WTO News Item, 25 January 2005
Four first-time requests for a dispute panel to be set up were blocked on 25 January 2005 , including the European Communities' requests to consider the United States ' and Canada 's continued sanctions against the EC's import ban on hormone-treated beef.
While respondents may block a first panel request, a panel is automatically established at the second request.
Request for panel
These are cases that have completed the consultation phase, the first stage of a dispute. When consultations have failed, member governments are entitled to ask for a panel to be set up to examine the dispute. According to the rules, the respondent can reject the first request. At the second request, a panel is automatically established.
DS320: United States — Continued suspension of obligations in the EC — Hormones dispute
The EC explained that the dispute was about the retaliatory tariffs that the US continued to impose on imports from the EC. It was also about the US 's unilateral determination that the EC had not complied with the WTO dispute ruling, and the fact that the US had not asked for a panel to examine the EC's compliance, the EC added.
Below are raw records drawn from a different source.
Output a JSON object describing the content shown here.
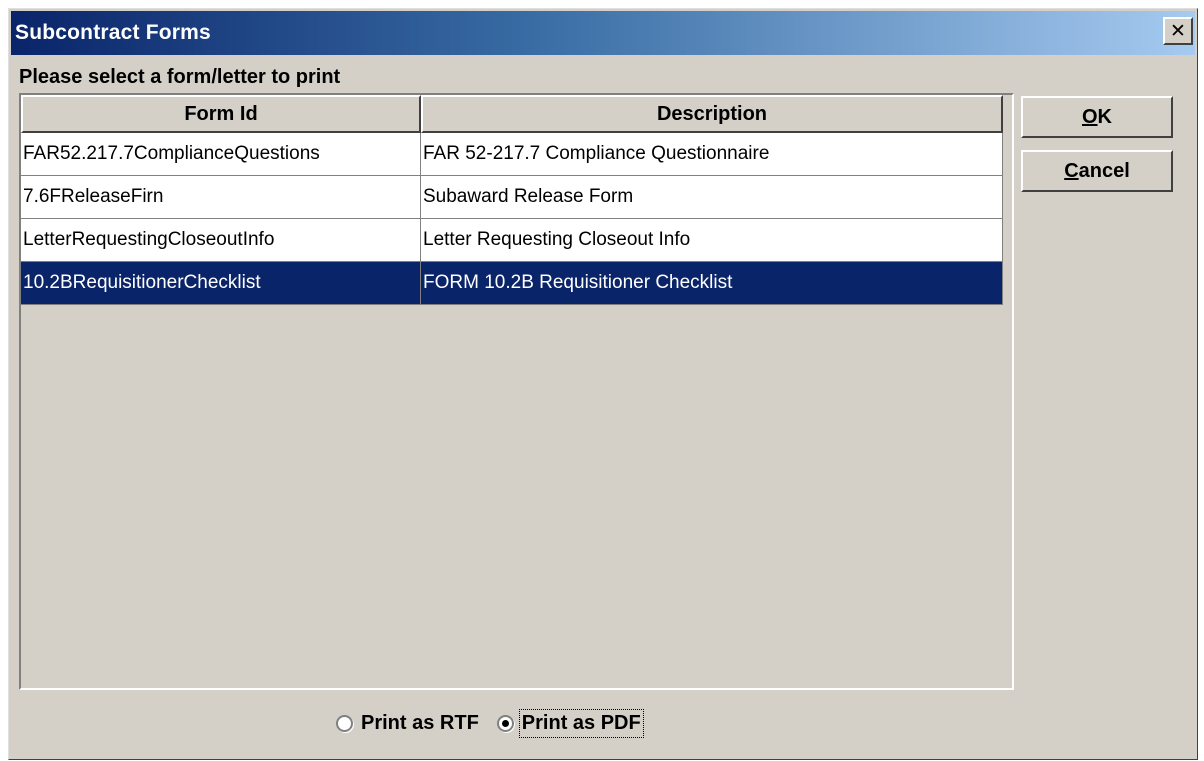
{
  "window": {
    "title": "Subcontract Forms",
    "close_glyph": "✕"
  },
  "prompt": "Please select a form/letter to print",
  "table": {
    "columns": [
      "Form Id",
      "Description"
    ],
    "rows": [
      {
        "form_id": "FAR52.217.7ComplianceQuestions",
        "description": "FAR 52-217.7 Compliance Questionnaire",
        "selected": false
      },
      {
        "form_id": "7.6FReleaseFirn",
        "description": "Subaward Release Form",
        "selected": false
      },
      {
        "form_id": "LetterRequestingCloseoutInfo",
        "description": "Letter Requesting Closeout Info",
        "selected": false
      },
      {
        "form_id": "10.2BRequisitionerChecklist",
        "description": "FORM 10.2B Requisitioner Checklist",
        "selected": true
      }
    ]
  },
  "buttons": {
    "ok": {
      "accel": "O",
      "rest": "K"
    },
    "cancel": {
      "accel": "C",
      "rest": "ancel"
    }
  },
  "print_options": [
    {
      "label": "Print as RTF",
      "checked": false
    },
    {
      "label": "Print as PDF",
      "checked": true
    }
  ],
  "colors": {
    "selection": "#0a246a",
    "dialog_face": "#d4d0c8",
    "titlebar_start": "#0a246a",
    "titlebar_end": "#a6caf0"
  }
}
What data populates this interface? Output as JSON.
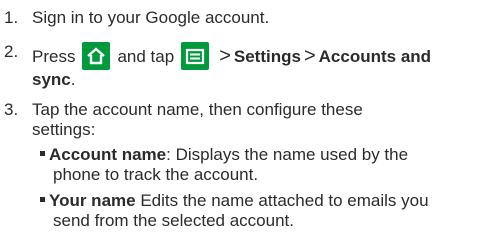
{
  "steps": [
    {
      "number": "1.",
      "text": "Sign in to your Google account."
    },
    {
      "number": "2.",
      "press": "Press",
      "and_tap": "and tap",
      "gt": ">",
      "settings": "Settings",
      "accounts": "Accounts and",
      "sync": "sync",
      "period": "."
    },
    {
      "number": "3.",
      "line1": "Tap the account name, then configure these",
      "line2": "settings:"
    }
  ],
  "icons": {
    "home": "home-icon",
    "menu": "menu-icon"
  },
  "bullets": [
    {
      "label": "Account name",
      "colon": ":",
      "text1": " Displays the name used by the",
      "text2": "phone to track the account."
    },
    {
      "label": "Your name",
      "text1": " Edits the name attached to emails you",
      "text2": "send from the selected account."
    }
  ],
  "colors": {
    "icon_background": "#009a3c",
    "text": "#2b2b2b"
  }
}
The EC recalled that in October 2003, it had informed the DSB that it was complying with the ruling in the “EC — Hormones” dispute. By adopting a new Hormones Directive which was preceded by a thorough and independent scientific risk assessment, it had removed the measure found to be inconsistent with the WTO Agreement, the EC said.
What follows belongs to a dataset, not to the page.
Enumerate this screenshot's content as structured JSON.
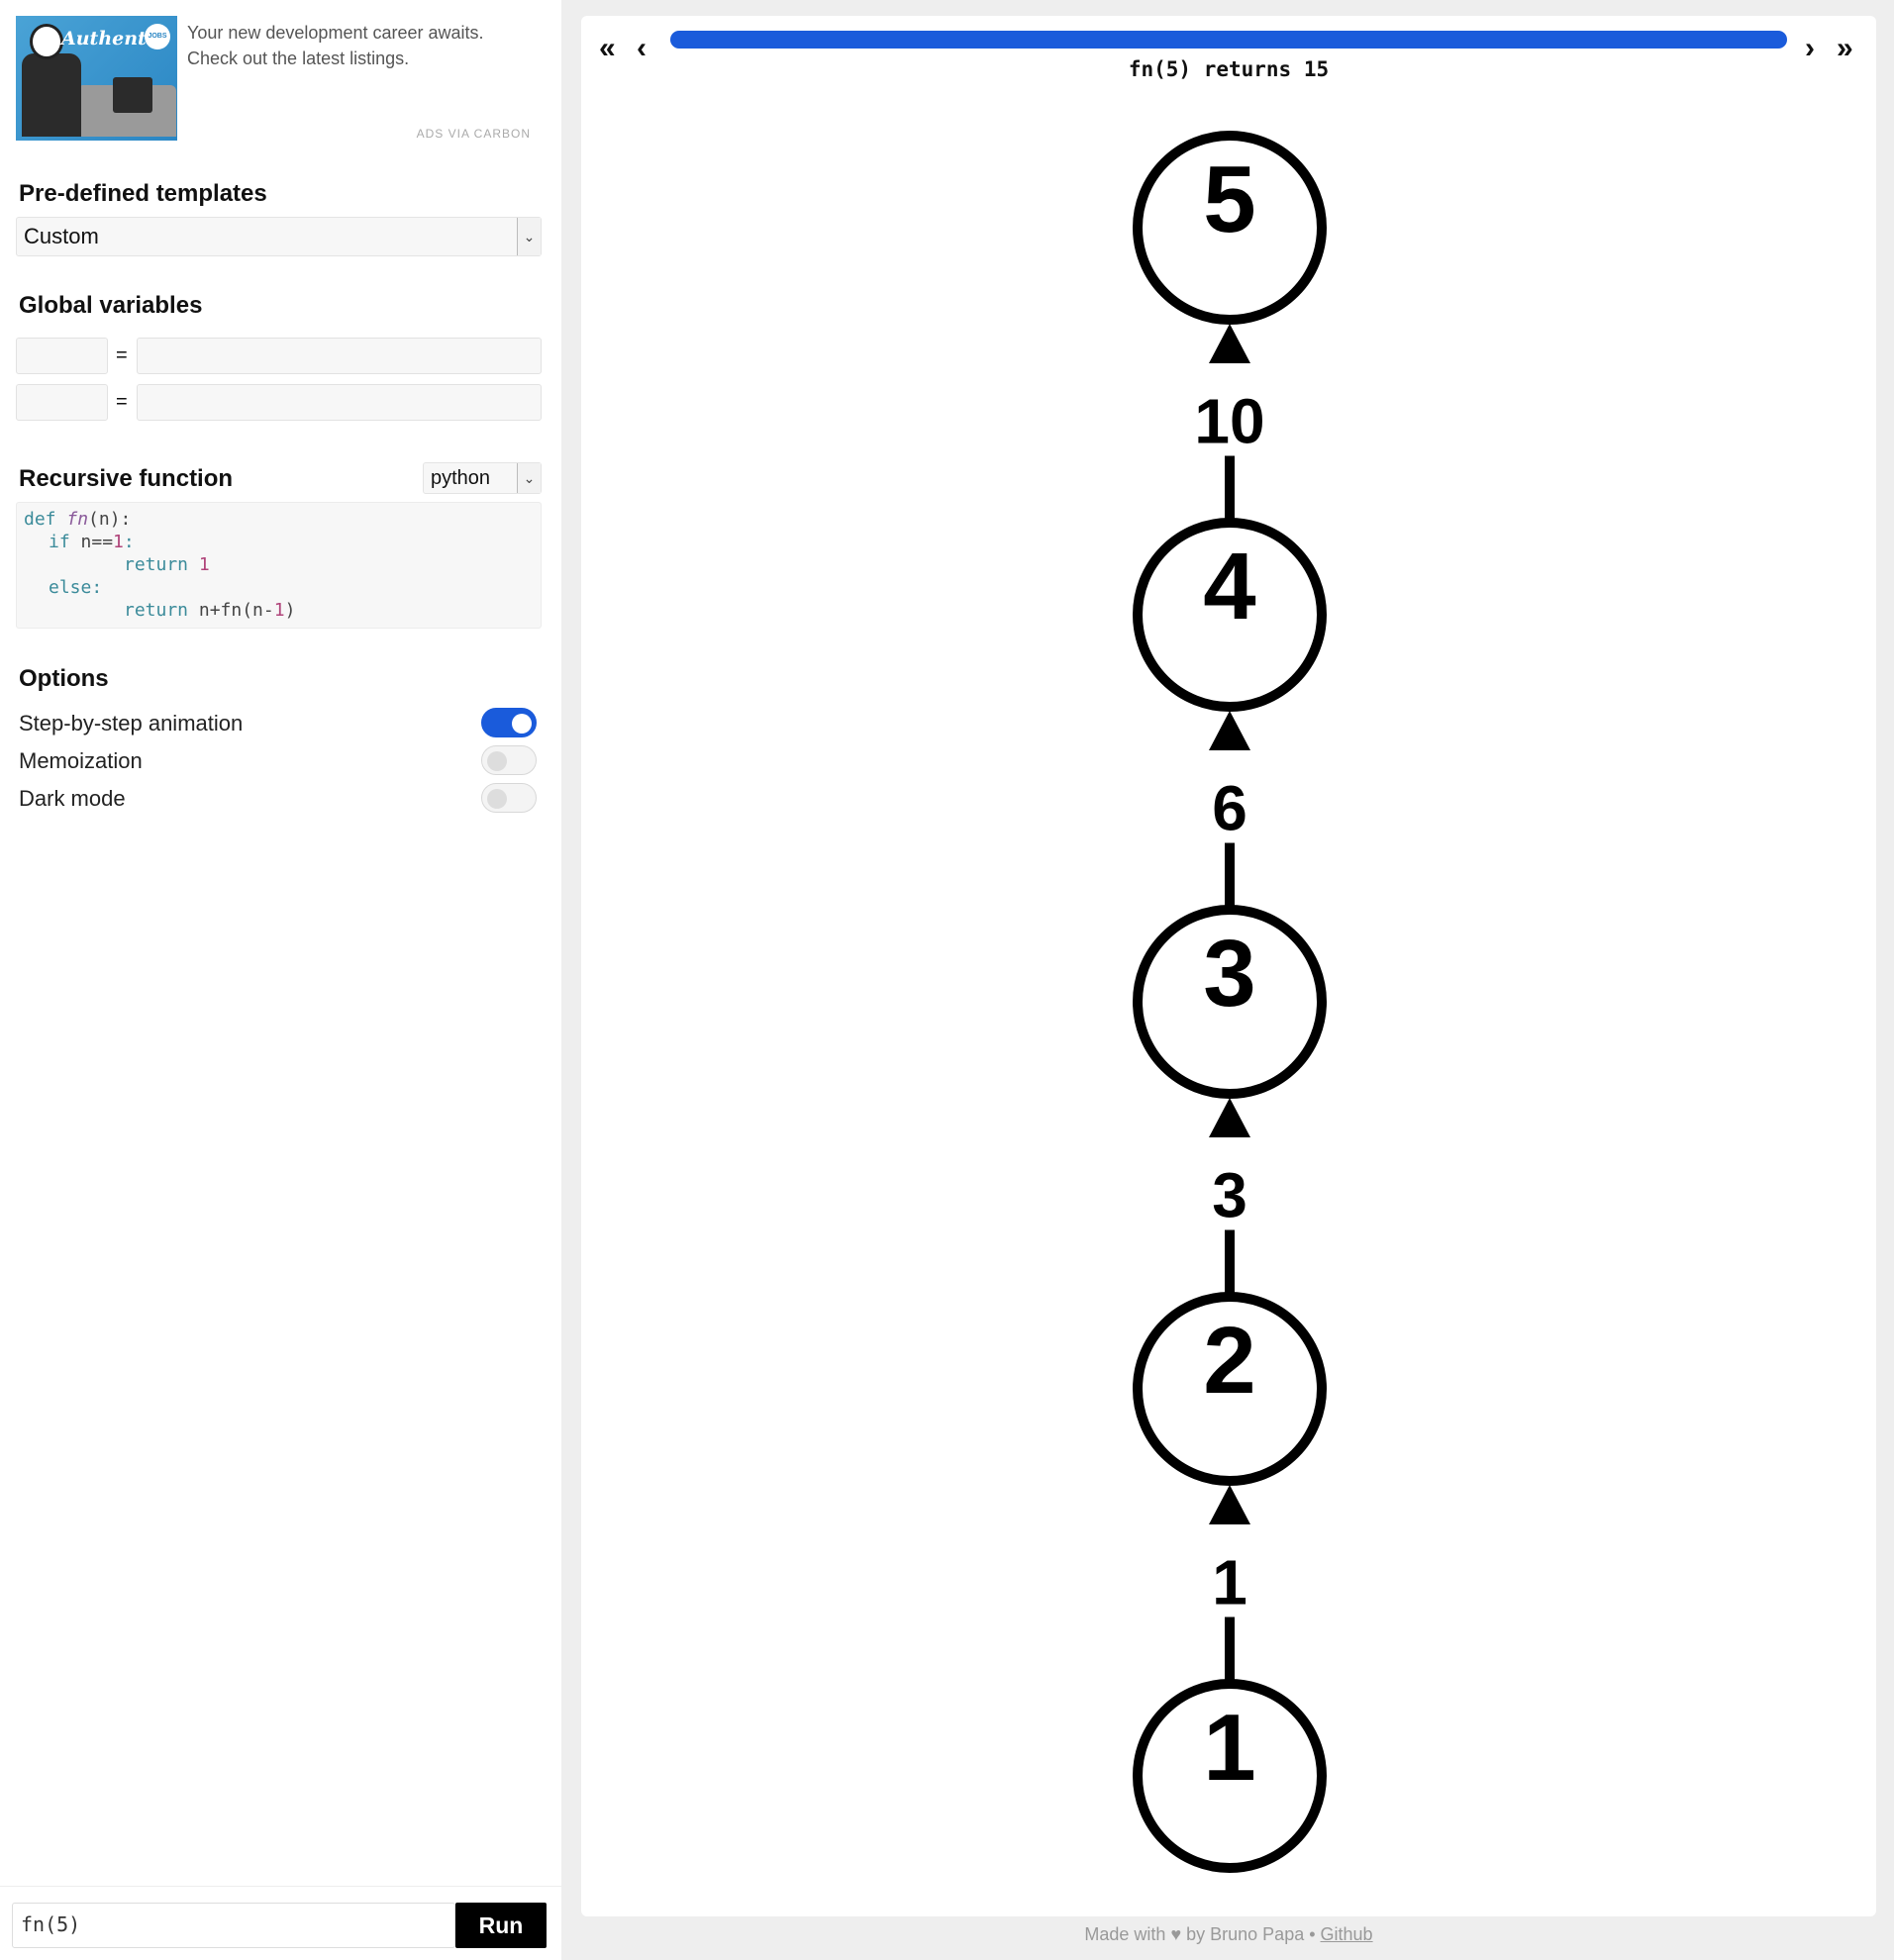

The EC pointed out that by continuing to impose sanctions after the EC had corrected its measure so as to comply with the ruling, the US was violating the Dispute Settlement Understanding (DSU). In addition, by charging tariffs that were higher than the US ' bound rates, without continued authorization from the DSB, the US was also violating the General Agreement on Tariffs and Trade (GATT) Articles I (Most-Favoured-Nation Treatment) and II (Schedule of Concessions), the EC said.
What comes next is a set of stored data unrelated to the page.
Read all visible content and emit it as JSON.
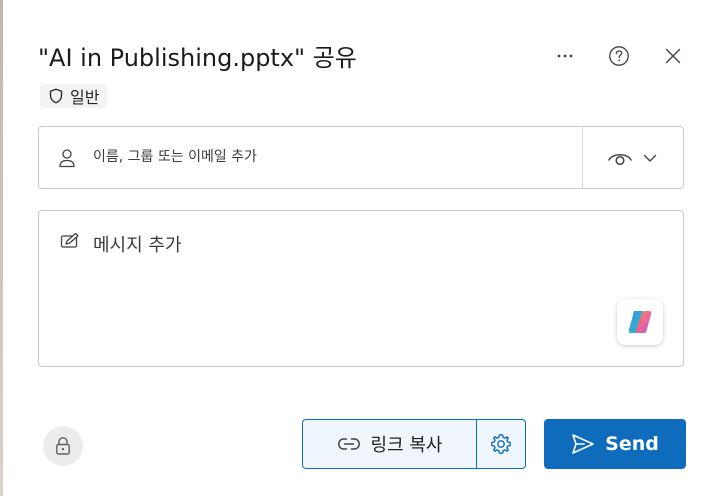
{
  "dialog": {
    "title": "\"AI in Publishing.pptx\" 공유",
    "sensitivity_label": "일반"
  },
  "top_actions": {
    "more_icon": "more-horizontal-icon",
    "help_icon": "help-circle-icon",
    "close_icon": "close-icon"
  },
  "people_input": {
    "placeholder": "이름, 그룹 또는 이메일 추가",
    "value": ""
  },
  "permission": {
    "icon": "eye-icon",
    "dropdown_icon": "chevron-down-icon"
  },
  "message": {
    "placeholder": "메시지 추가",
    "value": ""
  },
  "footer": {
    "copy_link_label": "링크 복사",
    "send_label": "Send"
  },
  "colors": {
    "accent": "#0f6cbd",
    "accent_light": "#eef5fc",
    "border": "#c9c9c9"
  }
}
The EC asked for a panel to be set up.
The US said that it was still reviewing the studies and documents the EC had cited. But so far the US failed to see how the revised EC measure could be considered to implement the DSB's rulings.
The US also challenged the EC's interpretation of the dispute settlement rules that by unilaterally declaring it was complying, the EC had somehow invalidated the DSB's authorization for the US to impose sanctions in this dispute. The US said that its actions under the DSB's authorization were entirely consistent with its WTO obligations.
The US blocked the establishment of a panel at this meeting.
DS321: Canada — Continued suspension of obligations in the EC — Hormones dispute
The EC said that, like the US , Canada had refused to ask for a compliance panel to review the EC's implementation of the DSB's rulings and had also refused to accept the EC's offer of a mutually agreed procedure in the WTO to resolve the disagreement. The EC observed that Canada continued to maintain sanctions against imports from the EC.
The EC asked for a panel to be established.
Canada said that it had acted under authorization from the DSB, justified by the EC's failure to comply within a reasonable period of time.
Canada said that, although the EC now asserted that it was complying, it had neither sought nor received a multilateral determination (i.e. a WTO ruling) that this was the case.
Canada added that it was happy to discuss the case further with the EC. However, the EC could not unilaterally claim that it had complied with the DSB's rulings and nor could it say that Canada 's authorization to apply sanctions granted to it by the DSB was therefore invalid, Canada said.
Canada opposed the EC's request for a panel.